Dental therapists practice in Alaska and Minnesota and are lauded for their ability to provide care where dentists might be in short supply. In North Dakota, 40 percent of counties have only one dentist or none at all.
Sullivan appeared before the Legislature’s interim human services committee to advocate for allowing dental therapists to practice in North Dakota, which he says will help alleviate strain on dentists and expand dental access to underserved populations, especially in rural areas of the state.
“Like so many states, North Dakota has a problem with providing care, particularly in rural areas,” Sullivan told reporters after his testimony.
Sullivan is the chairman of The Sullivan Alliance to Transform Health Professions, an organization that aims to increase diversity of health care workers.
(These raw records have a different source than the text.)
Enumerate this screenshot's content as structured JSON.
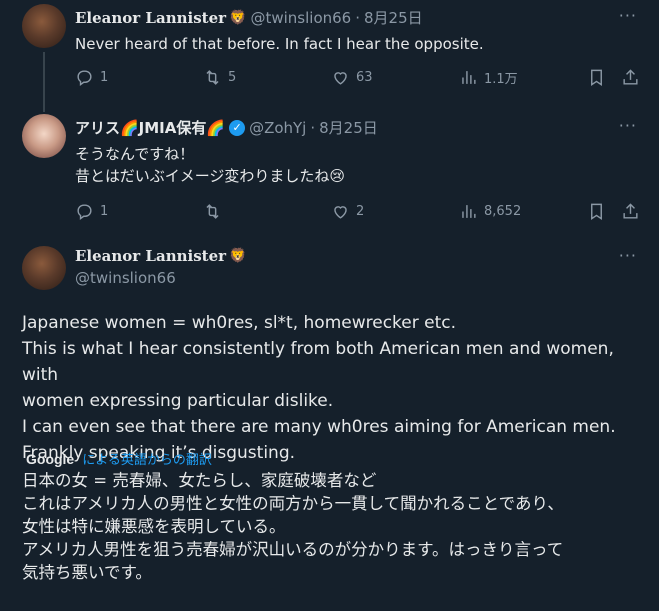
{
  "tweets": [
    {
      "name": "Eleanor Lannister",
      "name_emoji": "🦁",
      "handle": "@twinslion66",
      "date": "8月25日",
      "text": "Never heard of that before. In fact I hear the opposite.",
      "replies": "1",
      "retweets": "5",
      "likes": "63",
      "views": "1.1万"
    },
    {
      "name": "アリス🌈JMIA保有🌈",
      "handle": "@ZohYj",
      "date": "8月25日",
      "text_lines": [
        "そうなんですね！",
        "昔とはだいぶイメージ変わりましたね😢"
      ],
      "replies": "1",
      "retweets": "",
      "likes": "2",
      "views": "8,652"
    }
  ],
  "main_tweet": {
    "name": "Eleanor Lannister",
    "name_emoji": "🦁",
    "handle": "@twinslion66",
    "text_lines": [
      "Japanese women = wh0res, sl*t, homewrecker etc.",
      "This is what I hear consistently from both American men and women, with",
      "women expressing particular dislike.",
      "I can even see that there are many wh0res aiming for American men.",
      "Frankly speaking it’s disgusting."
    ],
    "translate_brand": "Google",
    "translate_label": "による英語からの翻訳",
    "translated_lines": [
      "日本の女 = 売春婦、女たらし、家庭破壊者など",
      "これはアメリカ人の男性と女性の両方から一貫して聞かれることであり、",
      "女性は特に嫌悪感を表明している。",
      "アメリカ人男性を狙う売春婦が沢山いるのが分かります。はっきり言って",
      "気持ち悪いです。"
    ]
  },
  "ui": {
    "more_glyph": "···",
    "dot": "·"
  }
}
He’s also the founding dean of the Morehouse School of Medicine in Georgia.
In his testimony to legislators, Sullivan highlighted the importance of dental care and overall health, as well as the current scarcity of dentists and using of dental therapists to fill those gaps.
“We do have a shortage of dentists, and I support training more dentists, but the extent of the need for dental care is not going to be met by training … more dentists,” Sullivan said. “We need to expand the capabilities.”
Last year, state lawmakers considered legislation that would establish a mid-level therapy model to get more dental workers in rural communities, including Indian reservations. The bill failed to pass 6-40.
Dental therapists have faced opposition from the North Dakota dental community, who often cite patient safety concerns and the ability to provide quality care.
Brent Holman, executive director of the North Dakota Dental Association, said he hasn’t seen enough studies and evidence that show the effectiveness of dental therapists.
“Our thought is it’s still a premature concept,” Holman said.
Other states considering dental therapy legislation include Vermont, Kansas, New Mexico and Washington.
Sullivan compares dentists’ concerns over dental therapists to changes in medicine with regard to doctors incorporating physician assistants and nurse practitioners into their practices.
“Their capacity in terms of the number of patients that they see really has increased,” Sullivan said.
“As our dental colleagues begin to see this and understand it more, I’m sure they’ll come around because we went through the same process in medicine 30, 40, 50 years ago,” he said.